Night time came, the cold barn began to seem very scary and the little
ragged doll began to feel very sad. He really was a doll who needed a
Jemi more than anything and he thought that if he had a heart it would
break if she didn't come back to find him. But Jemi didn't come back
and a few days after she had gone one of the people in big boots came
into the barn and moved the bail of hay. They didn't notice the doll or
the dolls spectacles stuck to the bail. They grunted to themself about
not having a job anymore, or something like that, and then they were
gone.
Slowly, after a very long time, the doll began to think that if he had
a heart then perhaps it would be mended by now. He couldn't really
remember what Jemi looked like anymore or why he had been so sad. He
decided that being on his own wasn't so bad after all. The whole world
had become the barn and after a while, when a piece of the roof had
fallen down, the whole world became the barn and the blurry points of
light some nights which the little ragged doll often wondered
about.
The great great great great great grandparents of the littlest mouse
had lots of baby mice which in their turn grew up and had lots more.

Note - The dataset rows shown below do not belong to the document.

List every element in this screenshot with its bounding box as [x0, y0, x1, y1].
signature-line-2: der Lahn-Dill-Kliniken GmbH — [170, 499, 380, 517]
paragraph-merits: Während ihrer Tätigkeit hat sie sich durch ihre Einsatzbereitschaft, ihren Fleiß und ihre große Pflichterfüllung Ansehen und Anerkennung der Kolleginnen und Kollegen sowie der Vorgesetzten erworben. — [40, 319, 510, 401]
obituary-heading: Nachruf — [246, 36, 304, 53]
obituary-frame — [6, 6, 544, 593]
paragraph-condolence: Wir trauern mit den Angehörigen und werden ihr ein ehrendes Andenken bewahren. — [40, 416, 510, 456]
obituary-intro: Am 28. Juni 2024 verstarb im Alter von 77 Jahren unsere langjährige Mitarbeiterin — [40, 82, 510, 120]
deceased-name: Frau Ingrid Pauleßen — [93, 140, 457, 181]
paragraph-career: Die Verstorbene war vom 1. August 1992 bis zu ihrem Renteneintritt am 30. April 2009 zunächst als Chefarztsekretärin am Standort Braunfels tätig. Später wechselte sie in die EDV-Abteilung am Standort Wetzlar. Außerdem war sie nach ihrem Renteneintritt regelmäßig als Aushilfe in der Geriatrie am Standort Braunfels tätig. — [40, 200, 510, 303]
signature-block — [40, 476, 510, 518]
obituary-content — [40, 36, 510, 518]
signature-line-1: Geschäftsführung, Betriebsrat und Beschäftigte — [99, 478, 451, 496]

Eventually there was whole different family of mice living in the old
farmhouse and during the warmer months some of the smaller ones would
pretend to be explorers at night. They were very surprised to find the
little ragged doll squinting at them when they turned the corner into
the barn.
If little ragged dolls could speak he would have asked them their names
but instead he just had to sit there as they sniffed around his legs
and squeaked in their own language about what a strange thing they had
found and was it alive? Could they eat it? Eventually they left him
alone and for a while the little doll would imagine their scurrying in
the shadows and their squeaking in the wind.
So he sits there, looking lost, day in and day out, just watching and
waiting for nothing to happen. It is as almost as though time has
stopped for the doll. He doesn't understand that one morning soon a
clapped out old red van will pull up outside and after a while
footsteps will crunch along the path towards the barn. He doesn't know
that there will be a voice, husky with a sore throat, calling out,
"Here, Jem, look at this barn - it's huge, we could fit an aeroplane in
here if we had one..." The man will be looking somewhat disordered when
he comes in, he'll be tall and pale and be red-nosed from the cold and
suddenly he'll exclaim, "Look! A doll darling!"
Because little ragged dolls can't see into the future he doesn't know
that Jemi will be back soon, dressed in blue and all grown up with a
big tummy. He doesn't know that she'll cry out when she sees him with
all his colours blown off in the wind and all his badges gone rusty in
the rain. He doesn't know she'll pick him up and hug him just like she
used to.
He doesn't know that when she's born the new baby, lou will play with
him like her mother used to and that they'll have such fun. But the
saddest thing is he doesn't know that after a while he'll sink to the
bottom of a toybox where he won't even be able to see the stars and
that the great grandchildren of the littlest mouse will find him and
sniff around his feet, squeaking in their own language.